Add Chase and Combat Logic

When the vision system detects the player, the NPC transitions to a chase state. Chase behavior is similar to patrol movement but targets the player's current position instead of a fixed waypoint. Update the target position every frame so the NPC tracks the player's movement. Apply the same directional movement and smooth turning as the patrol state, but typically at a higher speed to create tension.

Store the player's last known position when the NPC loses line of sight. Instead of immediately giving up, have the NPC continue moving toward the last known position. When it arrives and still cannot see the player, transition to a "search" or "return" state. This creates the realistic behavior of an NPC investigating where the player was last seen rather than instantly losing interest when the player ducks behind cover.

Attack behavior activates when the player is within the NPC's attack range. For melee combat, check the distance to the player against a range value (typically 1.5 to 3 meters). When in range, play the attack animation and apply damage at a specific frame in the animation using animation events. Add a cooldown timer between attacks so the NPC does not strike every frame, which both looks natural and gives the player time to react.

For ranged NPCs, the attack state involves aiming at the player and spawning projectile entities. Create the projectile as a template entity with a rigidbody, collision shape, and movement script. Instantiate it at the NPC's weapon position, set its velocity toward the player (with optional leading for moving targets), and let the physics system handle the rest. Alternatively, use raycasting for instant-hit ranged attacks, checking line of sight and applying damage immediately on the ray hit.

Flee behavior reverses the chase logic. Calculate the direction away from the player and move in that direction. NPCs might flee when their health drops below a threshold, when they are outnumbered, or when a specific game event triggers retreat. Add pathfinding awareness to flee behavior so the NPC runs toward cover or allies rather than blindly away from the player into a dead end.

Coordinate Multiple NPCs

Individual NPC intelligence becomes more convincing when multiple NPCs coordinate. A manager script, attached to an empty "AI Manager" entity, maintains a shared state that all NPCs can read. This shared state might include the player's last known position, an alert level for the area, a list of active NPCs and their current states, and communication events that propagate information between NPCs.

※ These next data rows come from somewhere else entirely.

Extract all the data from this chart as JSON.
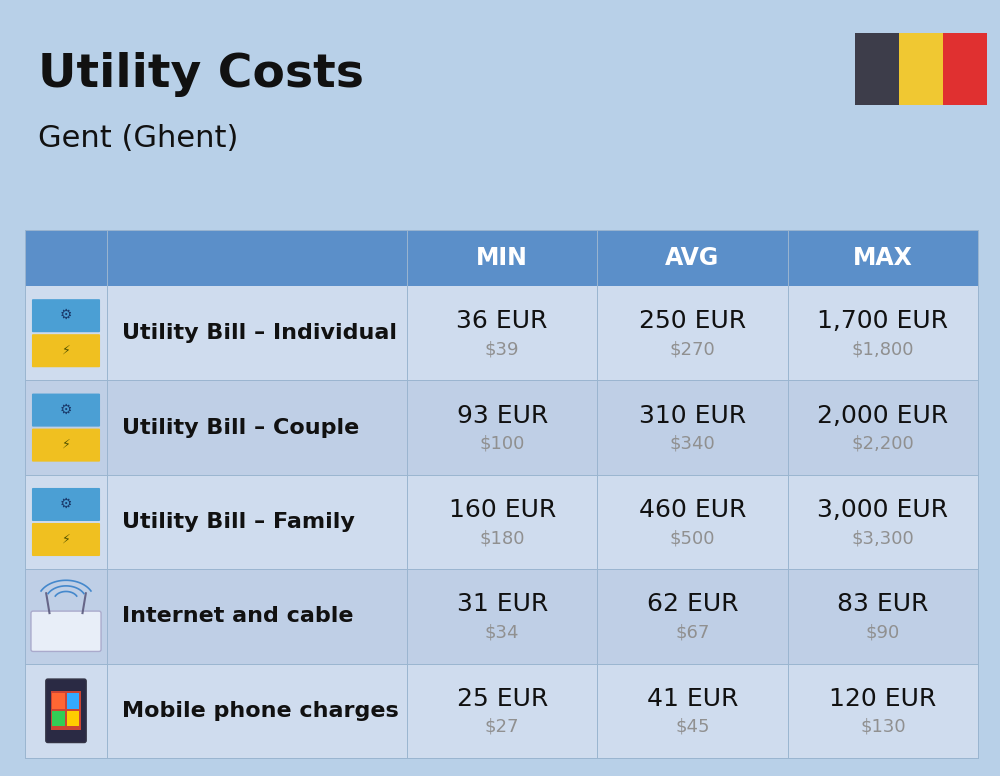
{
  "title": "Utility Costs",
  "subtitle": "Gent (Ghent)",
  "background_color": "#b8d0e8",
  "header_bg_color": "#5b8fc9",
  "header_text_color": "#ffffff",
  "row_bg_colors": [
    "#cfdcee",
    "#bfcfe6"
  ],
  "cell_line_color": "#9ab5d0",
  "rows": [
    {
      "label": "Utility Bill – Individual",
      "min_eur": "36 EUR",
      "min_usd": "$39",
      "avg_eur": "250 EUR",
      "avg_usd": "$270",
      "max_eur": "1,700 EUR",
      "max_usd": "$1,800"
    },
    {
      "label": "Utility Bill – Couple",
      "min_eur": "93 EUR",
      "min_usd": "$100",
      "avg_eur": "310 EUR",
      "avg_usd": "$340",
      "max_eur": "2,000 EUR",
      "max_usd": "$2,200"
    },
    {
      "label": "Utility Bill – Family",
      "min_eur": "160 EUR",
      "min_usd": "$180",
      "avg_eur": "460 EUR",
      "avg_usd": "$500",
      "max_eur": "3,000 EUR",
      "max_usd": "$3,300"
    },
    {
      "label": "Internet and cable",
      "min_eur": "31 EUR",
      "min_usd": "$34",
      "avg_eur": "62 EUR",
      "avg_usd": "$67",
      "max_eur": "83 EUR",
      "max_usd": "$90"
    },
    {
      "label": "Mobile phone charges",
      "min_eur": "25 EUR",
      "min_usd": "$27",
      "avg_eur": "41 EUR",
      "avg_usd": "$45",
      "max_eur": "120 EUR",
      "max_usd": "$130"
    }
  ],
  "columns": [
    "MIN",
    "AVG",
    "MAX"
  ],
  "flag_colors": [
    "#3d3d4a",
    "#f0c832",
    "#e03030"
  ],
  "title_fontsize": 34,
  "subtitle_fontsize": 22,
  "header_fontsize": 17,
  "label_fontsize": 16,
  "eur_fontsize": 18,
  "usd_fontsize": 13,
  "text_color": "#111111",
  "usd_color": "#909090"
}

When one NPC spots the player, it fires an event through the AI manager. Other NPCs within communication range receive this event and update their own awareness, transitioning from patrol to alert or chase without individually spotting the player themselves. This creates the effect of NPCs calling out to each other and coordinating a response, which feels much more intelligent than each NPC operating in isolation.

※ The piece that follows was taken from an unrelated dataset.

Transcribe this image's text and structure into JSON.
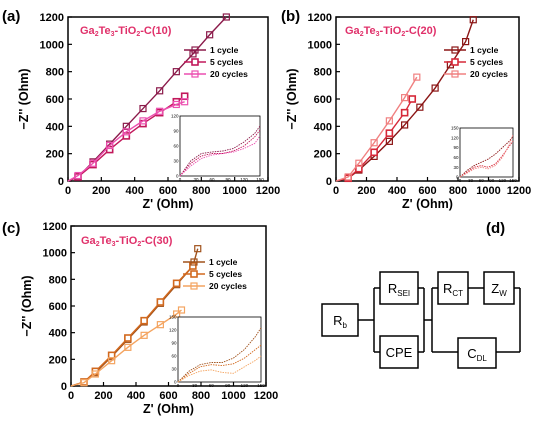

Flanking behavior uses the manager to prevent all NPCs from running directly at the player from the same angle. The manager assigns approach angles to each pursuing NPC, spreading them around the player's position. One NPC approaches from the front while others circle to the sides or behind. Implement this by offsetting each NPC's target position from the player by a direction vector rotated by their assigned angle.

Group formation is useful for patrolling squads. The manager defines formation positions relative to a leader entity, and follower NPCs maintain their formation offset while the leader follows the patrol route. When combat starts, the formation breaks and NPCs switch to individual combat behaviors. When combat ends, they reform around the leader and resume patrol.

Limit the number of NPCs that actively engage the player simultaneously. In many games, having more than 3 to 4 melee attackers surrounding the player at once feels unfair and visually cluttered. The manager can queue NPCs for engagement, letting some circle at medium range while waiting for their turn to attack. This creates natural-looking combat where NPCs take turns rather than all piling on at once.